At the same time, we will also provide immediate help to
low-income families to pay their energy bills this winter. And for those who are looking for that help, please go to: EnergyHelp.us to find where you can get help with your energy bill this winter.
So, as the workers here know, these investments will also create jobs. Jobs for electricians who do the residential wiring. Jobs for laborers who install energy-efficient windows and doors. Jobs for sheet metal workers — (applause) — who build and install electric heat pumps. Jobs for union workers who will be trained right here in this building. (Applause.)
And in addition to lowering costs and creating jobs, this investment will also help us fight the climate crisis.
And, again, Ed, thank you for the work that you’ve done on this.
Last year, President Biden set an ambitious goal: Our nation would cut our greenhouse gas emissions at least in half by no later than 2030. And by no later than 2050, we would reach net-zero emissions.
Today, I am proud to report that because of investments
like this one, our nation is well positioned to meet those goals. (Applause.)
So, Local 17 Boston, here is the point: We are working, all of us together, at the intersection of so many important priorities.

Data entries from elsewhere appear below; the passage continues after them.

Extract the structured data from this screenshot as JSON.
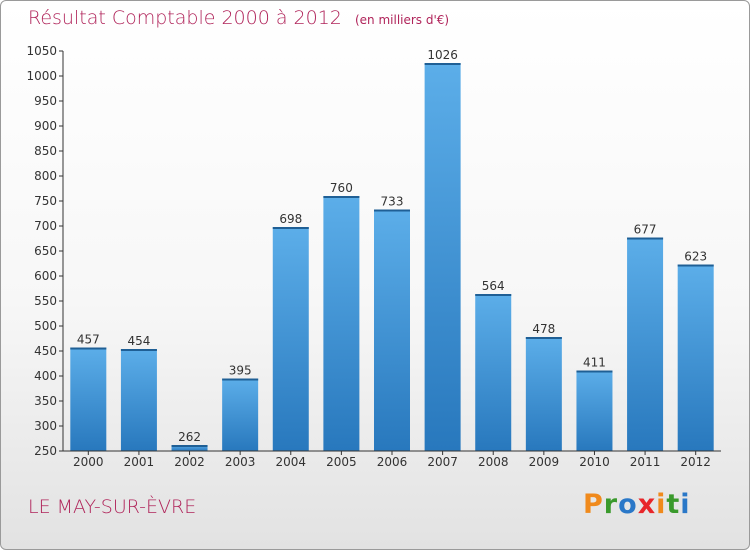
{
  "title": "Résultat Comptable 2000 à 2012",
  "unit": "(en milliers d'€)",
  "town": "LE MAY-SUR-ÈVRE",
  "logo": {
    "text": "Proxiti",
    "letters": [
      {
        "char": "P",
        "color": "#f08a1c"
      },
      {
        "char": "r",
        "color": "#3a9a2c"
      },
      {
        "char": "o",
        "color": "#2a78c8"
      },
      {
        "char": "x",
        "color": "#e8262a"
      },
      {
        "char": "i",
        "color": "#f08a1c"
      },
      {
        "char": "t",
        "color": "#3a9a2c"
      },
      {
        "char": "i",
        "color": "#2a78c8"
      }
    ]
  },
  "colors": {
    "title": "#b0245a",
    "bar_light": "#5aa9e6",
    "bar_dark": "#2a7cc0",
    "axis": "#333333"
  },
  "chart_data": {
    "type": "bar",
    "title": "Résultat Comptable 2000 à 2012",
    "subtitle": "(en milliers d'€)",
    "xlabel": "",
    "ylabel": "",
    "categories": [
      "2000",
      "2001",
      "2002",
      "2003",
      "2004",
      "2005",
      "2006",
      "2007",
      "2008",
      "2009",
      "2010",
      "2011",
      "2012"
    ],
    "values": [
      457,
      454,
      262,
      395,
      698,
      760,
      733,
      1026,
      564,
      478,
      411,
      677,
      623
    ],
    "ylim": [
      250,
      1050
    ],
    "yticks": [
      250,
      300,
      350,
      400,
      450,
      500,
      550,
      600,
      650,
      700,
      750,
      800,
      850,
      900,
      950,
      1000,
      1050
    ],
    "grid": false,
    "legend": "none"
  }
}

By helping families pay the upfront cost for energy efficiency upgrades to their homes, we are also lowering energy bills, bringing down household costs, creating jobs, and fighting the climate crisis. It’s all connected. It’s all connected with this effort.
And it is helping us to build a nation where all people
can succeed and thrive. So, I thank you all for the work you have done. It is this kind of leadership and collaboration that will allow our nation to grow its strength, its prosperity, and its position of leadership around the globe.
I’m very proud of what we are doing here, and I thank you for the hard work that went into all of it.
May God bless you. And may God bless America. Thank you all. (Applause.)